As cardiovascular disease (CVD) continues to be the leading cause of death around the world, the World Heart Federation has warned that every minute following a heart attack is crucial. To create awareness on issues of the heart, the 2017 World Heart Day billed for September 29, this year will focus more on its proper care.

1217-News-PZ-128World Heart Day is a part of international campaign to spread awareness about heart diseases and stroke prevention.
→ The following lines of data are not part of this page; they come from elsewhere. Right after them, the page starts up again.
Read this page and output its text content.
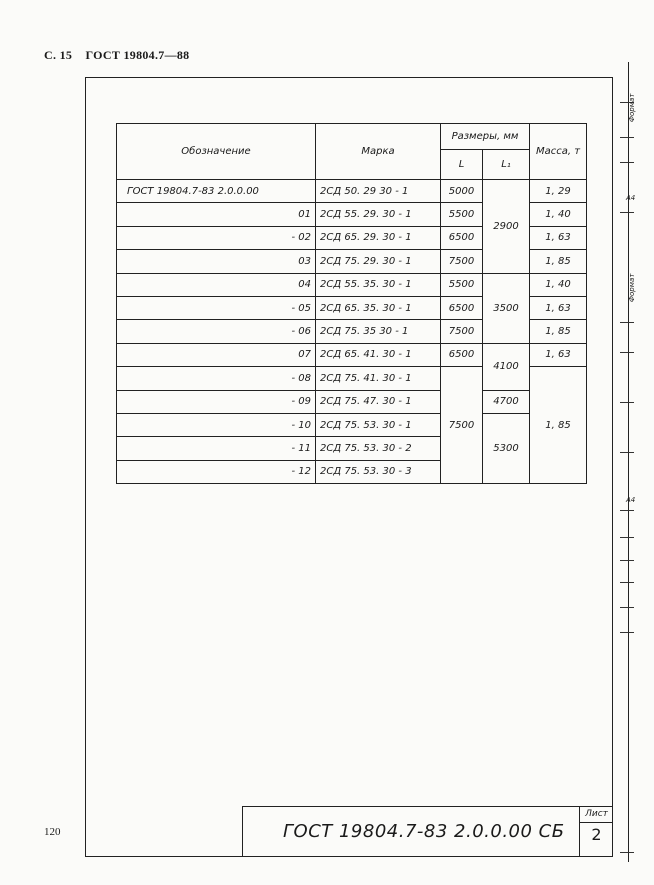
С. 15 ГОСТ 19804.7—88
Обозначение	Марка	Размеры, мм		Масса, т
		L	L₁	
ГОСТ 19804.7-83 2.0.0.00	2СД 50. 29 30 - 1	5000	2900	1, 29
01	2СД 55. 29. 30 - 1	5500		1, 40
- 02	2СД 65. 29. 30 - 1	6500		1, 63
03	2СД 75. 29. 30 - 1	7500		1, 85
04	2СД 55. 35. 30 - 1	5500	3500	1, 40
- 05	2СД 65. 35. 30 - 1	6500		1, 63
- 06	2СД 75. 35 30 - 1	7500		1, 85
07	2СД 65. 41. 30 - 1	6500	4100	1, 63
- 08	2СД 75. 41. 30 - 1	7500		1, 85
- 09	2СД 75. 47. 30 - 1		4700	
- 10	2СД 75. 53. 30 - 1		5300	
- 11	2СД 75. 53. 30 - 2			
- 12	2СД 75. 53. 30 - 3			
Формат
А4
Формат
А4
ГОСТ 19804.7-83 2.0.0.00 СБ
Лист
2
120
Ese Lucky, a Resource Person for Fitness Zone, says the Heart Day is the perfect day to quit smoking, get exercise and start eating healthy — to keep “your ticker in good working order, and improving the health and well being of the people of the world.” According to Heart Federation, heart diseases and strokes are the world’s leading cause of death, killing 17.1 million people every year – that’s more than victims of cancer, HIV/AIDS and malaria.

Lucky affirms that as people grow older, their heart functions slow steadily after age 40 and since human beings cannot control their ages, they need to device ways of improving their heart conditions. “Like the saying goes health is wealth, the decision to improve one’s level of general health, fitness, and mental well-being may require a complete change in lifestyle. Again, considering the trends, Nigerians need some creative and innovative platform to enhance physical fitness development,” he adds.

To him, over-eating, lack of exercise, unhealthy diets, high blood pressure, cholesterol and glucose levels are factors that trigger heart disease.
Healthcare experts of the World Heart Federation are of the view that the risk of cardiac complications and even death after a myocardial infarction (heart attack) is significantly elevated if not managed appropriately with rapid treatment. “Time is muscle and for every minute not treating an acute myocardial infarction or heart attack, the heart muscle dies and increases the likelihood of heart failure, arrhythmia, mechanical complications, and even death,” Ahmad Edris, Managing Director, Cardiovascular and Interventional Cardiology Consultant says.

Heart attacks are the cause of one-in-four deaths in most countries of the world. It is vital that chest pain symptoms are not ignored or underestimated.

Ahead of World Heart Day on September 29, patients are urged to call the emergency services if chest pain is accompanied by the following symptoms: shortness of breath, dizziness, sweating, nausea or vomiting, and a fast or irregular pulse.

The World Heart Day was first declared in 2000 by the World Heart Federation, based in Geneva, Switzerland. The essence is to spread awareness about cardiovascular disease.